R v Flight, 2014 ABCA 185:
 The Manitoba Court of Appeal recently considered these divergent approaches in R v Mitchell, 2013 MBCA 44 (CanLII), 2013 MBCA 44, 291 Man R (2d) 231.
 In Mitchell, the peace officer observed the following before he developed his suspicions: the driver was driving at night without headlights; the odour of alcohol was emanating from the vehicle; and the driver admitted that he had consumed alcohol. The Court upheld the trial judge’s finding that these factors were sufficient for the officer to form a reasonable suspicion that the driver had alcohol in his body.
 Writing for the Court, Monnin JA was not prepared to say that a simple admission of alcohol consumption will always, in and of itself, be sufficient to provide a reasonable suspicion. However, he made the following observation:
 From a common sense perspective, however, it would be rare, if ever, that there would be an admission of alcohol consumption with nothing else – i.e., evidence as to why the vehicle was stopped, when (especially the time of the day and of the year) and where it was stopped, what was the driver's condition, how did he or she react to the police, what were the driver’s exact words and how were they spoken, etc. These are all important factors to take into account.
 However, he noted that there will rarely be a need for a peace officer to obtain an alcohol consumption history from a driver before forming a reasonable suspicion: Mitchell at paras 35, 37. He based this conclusion on the wording and purpose of section 254(2), which is to provide a brief, but important, investigative tool: Mitchell at para 37.
 I agree with the conclusions of the Manitoba Court of Appeal in Mitchell. In most cases, the admission of consumption alone, without further information about the amount and/or timing of consumption, will be sufficient to ground an objectively reasonable suspicion. Police officers should not be required to inquire into alcohol consumption history with a driver at the roadside.
 To the extent that Hnetka, and decisions that follow it, stand for the proposition that an ambiguous admission of alcohol consumption is insufficient for a reasonable suspicion, I respectfully disagree: see also R v Chipchar, 2009 ABQB 562 (CanLII), 2009 ABQB 562 at para 17,  AJ No 1058.

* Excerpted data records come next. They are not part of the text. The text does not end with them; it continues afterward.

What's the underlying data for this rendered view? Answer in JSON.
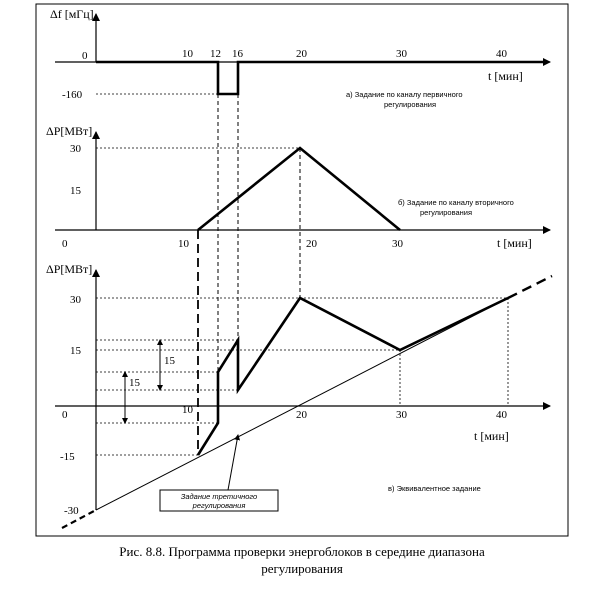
{
  "caption": {
    "line1": "Рис. 8.8. Программа проверки энергоблоков в середине диапазона",
    "line2": "регулирования"
  },
  "chart_data": [
    {
      "id": "a",
      "type": "line",
      "ylabel": "Δf [мГц]",
      "xlabel": "t [мин]",
      "annotation": [
        "а) Задание по каналу первичного",
        "регулирования"
      ],
      "x_ticks": [
        "10",
        "12",
        "16",
        "20",
        "30",
        "40"
      ],
      "y_ticks": [
        "0",
        "-160"
      ],
      "xlim": [
        0,
        45
      ],
      "ylim": [
        -160,
        0
      ],
      "series": [
        {
          "x": [
            0,
            12,
            12,
            14,
            14,
            45
          ],
          "y": [
            0,
            0,
            -160,
            -160,
            0,
            0
          ]
        }
      ]
    },
    {
      "id": "b",
      "type": "line",
      "ylabel": "ΔP[МВт]",
      "xlabel": "t [мин]",
      "annotation": [
        "б) Задание по каналу вторичного",
        "регулирования"
      ],
      "x_ticks": [
        "0",
        "10",
        "20",
        "30"
      ],
      "y_ticks": [
        "30",
        "15"
      ],
      "xlim": [
        0,
        45
      ],
      "ylim": [
        0,
        30
      ],
      "series": [
        {
          "x": [
            10,
            20,
            30
          ],
          "y": [
            0,
            30,
            0
          ]
        }
      ]
    },
    {
      "id": "c",
      "type": "line",
      "ylabel": "ΔP[МВт]",
      "xlabel": "t [мин]",
      "annotation": [
        "в) Эквивалентное задание"
      ],
      "callout": [
        "Задание третичного",
        "регулирования"
      ],
      "x_ticks": [
        "10",
        "20",
        "30",
        "40"
      ],
      "y_ticks": [
        "30",
        "15",
        "0",
        "-15",
        "-30"
      ],
      "dimension_labels": [
        "15",
        "15"
      ],
      "xlim": [
        0,
        45
      ],
      "ylim": [
        -30,
        30
      ],
      "series": [
        {
          "name": "",
          "x": [
            0,
            40
          ],
          "y": [
            -30,
            30
          ]
        },
        {
          "name": "",
          "x": [
            10,
            12,
            12,
            14,
            14,
            20,
            30,
            40
          ],
          "y": [
            -15,
            -6,
            9,
            18,
            3,
            30,
            15,
            30
          ]
        }
      ]
    }
  ]
}
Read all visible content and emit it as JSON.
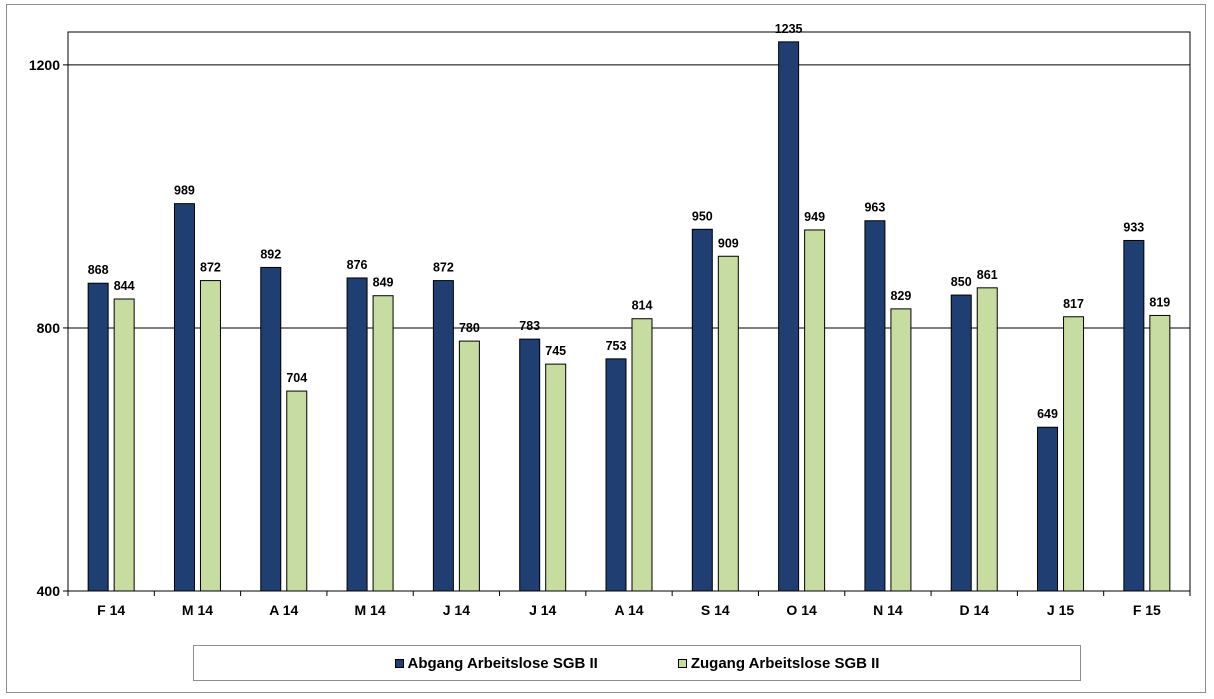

 In my view, the wording of section 254(2) suggests that the admission of alcohol alone will, generally, ground an objectively justifiable, reasonable suspicion. That section provides that a peace officer can make a roadside ASD demand where he “has reasonable grounds to suspect that a person has alcohol or a drug in their body and that person has, within the preceding three hours, operated a motor vehicle”. As noted by this Court in Gilroy, the test for reasonable suspicion in section 254(2) is based on consumption alone, not its amount or effects.